Gegen den von Bundes- und Länderregierungen diktierten Kaufkraft- und Reallohnverlust haben die Beschäftigten in allen letzten Tarifkämpfen die Forderung nach Verteidigung des Reallohns auf die Tagesordnung gesetzt. Und zwar gegen die Gewerkschaftsführungen, die den Beschäftigten einen Abschluss aufgezwungen haben, der sie mit einem empfindlichen Kaufkraftverlust abgespeist hat.

Die Gewerkschaftsführungen des DGB sind die Hauptstütze dieser arbeiter- und demokratiefeindlichen von Scholz geführten Regierung, die sie als „ihre“ Regierung präsentieren. Und die es wagen, die SPD immer noch als politische Vertretung der Arbeiterschaft zu verkaufen und betrügerisch vorzugeben, dass sie im Namen der arbeitenden Bevölkerung spreche, während große Sektoren der Arbeiterschaft sich schon im Kampf und Demonstrationen gegen diese neue SPD-geführte Regierung mobilisieren.

Doch sie können der Realität nicht entfliehen. Das zeigen die Massenerhebungen der Demonstranten seit Anfang Januar: Montag, am 4.Januar 2022 demonstrierten mehr als 100.000 bundesweit; nach offiziellen Angaben des Bundesinnenministeriums demonstrierten dann am 10.1. etwa 188.000 und am 24.1. bundesweit rund 350.000 Menschen. Alle Demonstrationen sind spontan, außerhalb der Gewerkschaften. Sie werden von den Gewerkschaftsführungen, die die Regierung unterstützen, als demokratie- und staatsfeindlich, als von der AfD und Rechtsextremnisten beherrscht, denunziert.

Es kündigt sich an, dass die kommenden Tarifrunden zunehmend geprägt sein werden von dem Griff der Beschäftigten nach ihren Gewerkschaften:

für eine Konzentration der Tarifkämpfe auf die Forderung nach Verteidigung der Reallöhne und Kaufkraft.
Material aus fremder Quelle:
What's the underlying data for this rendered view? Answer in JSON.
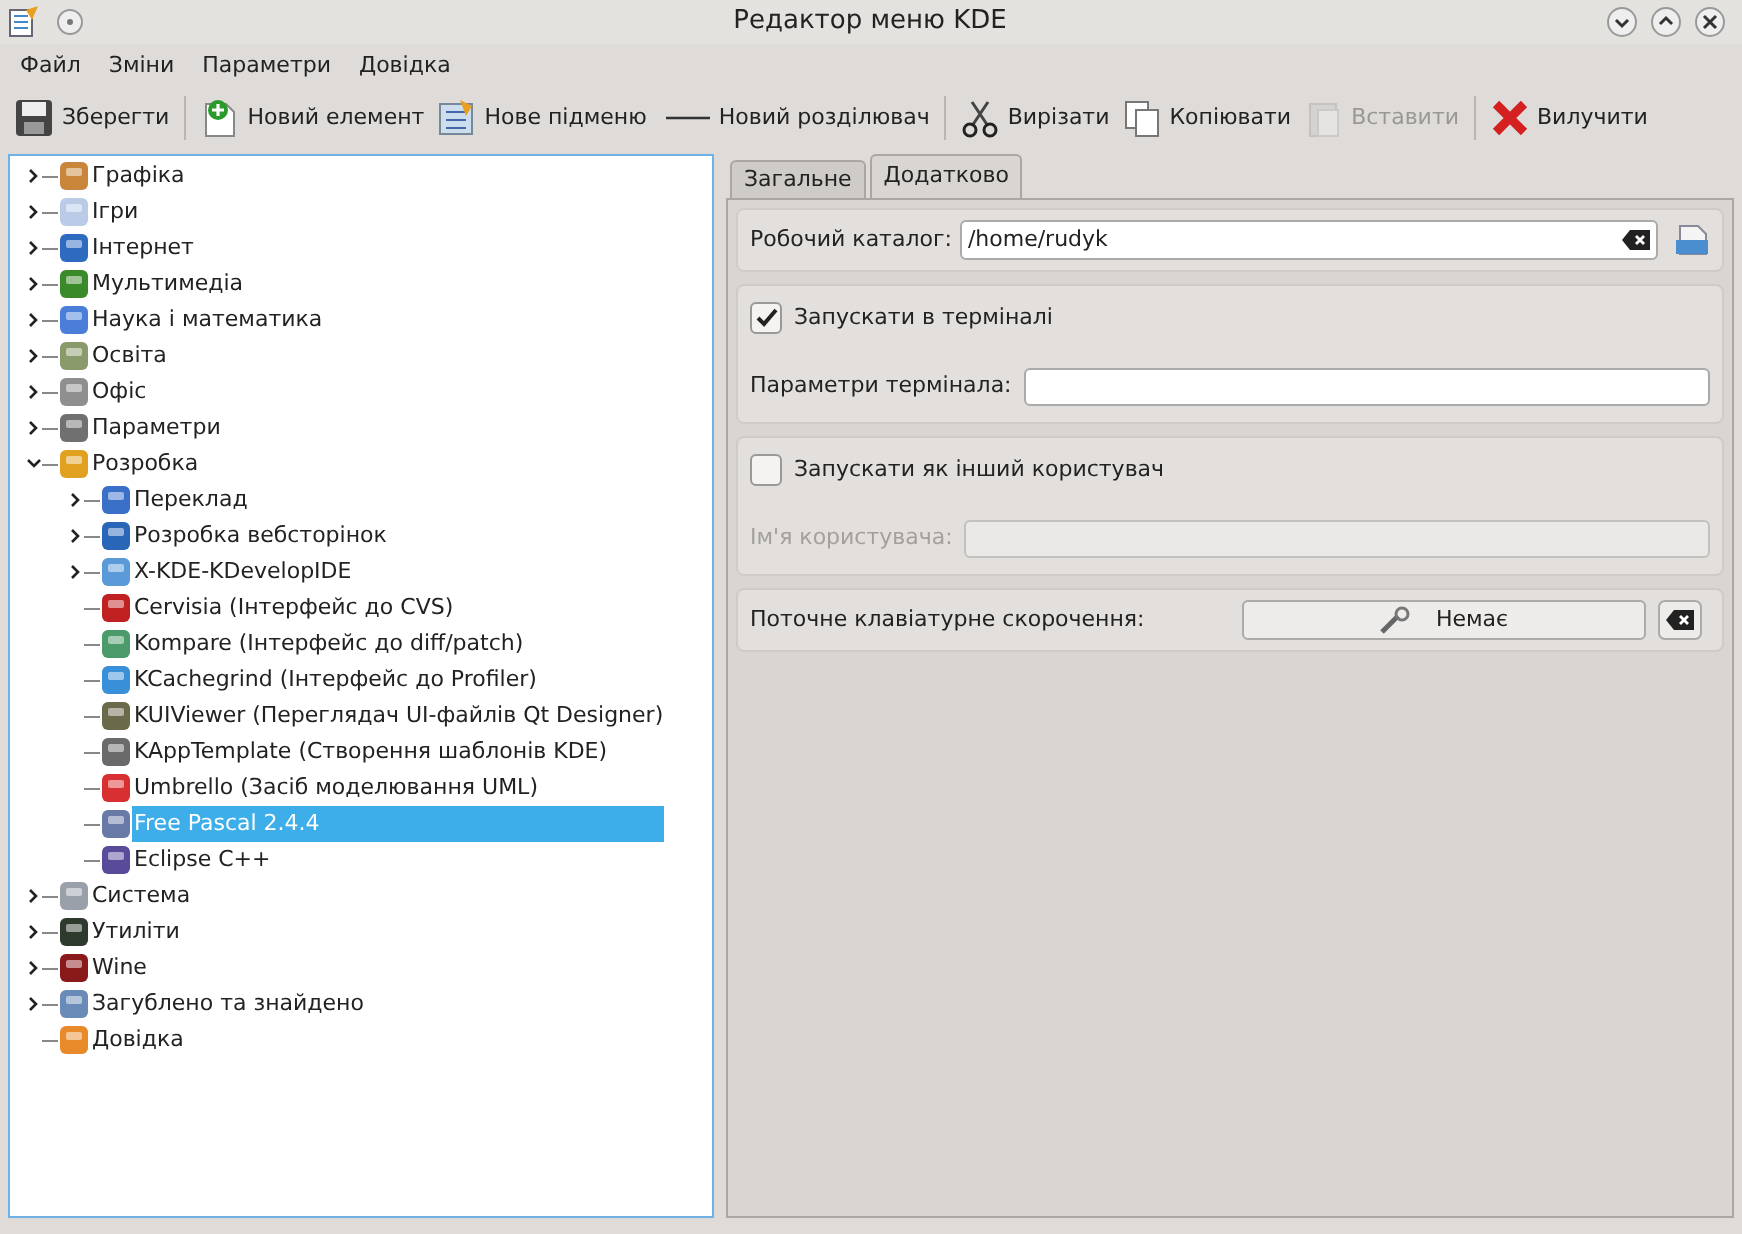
{
  "window": {
    "title": "Редактор меню KDE"
  },
  "menu": [
    "Файл",
    "Зміни",
    "Параметри",
    "Довідка"
  ],
  "toolbar": [
    {
      "kind": "save",
      "label": "Зберегти",
      "disabled": false
    },
    {
      "kind": "sep"
    },
    {
      "kind": "new-item",
      "label": "Новий елемент",
      "disabled": false
    },
    {
      "kind": "new-submenu",
      "label": "Нове підменю",
      "disabled": false
    },
    {
      "kind": "new-separator",
      "label": "Новий розділювач",
      "disabled": false
    },
    {
      "kind": "sep"
    },
    {
      "kind": "cut",
      "label": "Вирізати",
      "disabled": false
    },
    {
      "kind": "copy",
      "label": "Копіювати",
      "disabled": false
    },
    {
      "kind": "paste",
      "label": "Вставити",
      "disabled": true
    },
    {
      "kind": "sep"
    },
    {
      "kind": "delete",
      "label": "Вилучити",
      "disabled": false
    }
  ],
  "tree": [
    {
      "label": "Графіка",
      "expanded": false,
      "selected": false
    },
    {
      "label": "Ігри",
      "expanded": false,
      "selected": false
    },
    {
      "label": "Інтернет",
      "expanded": false,
      "selected": false
    },
    {
      "label": "Мультимедіа",
      "expanded": false,
      "selected": false
    },
    {
      "label": "Наука і математика",
      "expanded": false,
      "selected": false
    },
    {
      "label": "Освіта",
      "expanded": false,
      "selected": false
    },
    {
      "label": "Офіс",
      "expanded": false,
      "selected": false
    },
    {
      "label": "Параметри",
      "expanded": false,
      "selected": false
    },
    {
      "label": "Розробка",
      "expanded": true,
      "selected": false,
      "children": [
        {
          "label": "Переклад",
          "expanded": false,
          "selected": false
        },
        {
          "label": "Розробка вебсторінок",
          "expanded": false,
          "selected": false
        },
        {
          "label": "X-KDE-KDevelopIDE",
          "expanded": false,
          "selected": false
        },
        {
          "label": "Cervisia (Інтерфейс до CVS)",
          "selected": false
        },
        {
          "label": "Kompare (Інтерфейс до diff/patch)",
          "selected": false
        },
        {
          "label": "KCachegrind (Інтерфейс до Profiler)",
          "selected": false
        },
        {
          "label": "KUIViewer (Переглядач UI-файлів Qt Designer)",
          "selected": false
        },
        {
          "label": "KAppTemplate (Створення шаблонів KDE)",
          "selected": false
        },
        {
          "label": "Umbrello (Засіб моделювання UML)",
          "selected": false
        },
        {
          "label": "Free Pascal 2.4.4",
          "selected": true
        },
        {
          "label": "Eclipse C++",
          "selected": false
        }
      ]
    },
    {
      "label": "Система",
      "expanded": false,
      "selected": false
    },
    {
      "label": "Утиліти",
      "expanded": false,
      "selected": false
    },
    {
      "label": "Wine",
      "expanded": false,
      "selected": false
    },
    {
      "label": "Загублено та знайдено",
      "expanded": false,
      "selected": false
    },
    {
      "label": "Довідка",
      "selected": false
    }
  ],
  "tabs": [
    {
      "label": "Загальне",
      "selected": false
    },
    {
      "label": "Додатково",
      "selected": true
    }
  ],
  "work_dir": {
    "label": "Робочий каталог:",
    "value": "/home/rudyk"
  },
  "terminal": {
    "label": "Запускати в терміналі",
    "checked": true,
    "options_label": "Параметри термінала:",
    "options_disabled": false
  },
  "other_user": {
    "label": "Запускати як інший користувач",
    "checked": false,
    "username_label": "Ім'я користувача:",
    "username_disabled": true
  },
  "shortcut": {
    "label": "Поточне клавіатурне скорочення:",
    "value": "Немає"
  }
}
So fordern die Metallkolleg*innen eine ordentliche Lohnerhöhung; während die Kolleg*innen der Gewerkschaft Nahrung, Genuss, Gaststätten (NGG) in den zum Teil regional geführten Tarifrunden 2022 für 6,5% mehr Lohn kämpfen wollen.

Dieser Beitrag versteht sich als Vorschlag für weitergehende Diskussionen, für die die „Soziale Politik & Demokratie“ ihre Seiten zur Verfügung stellt.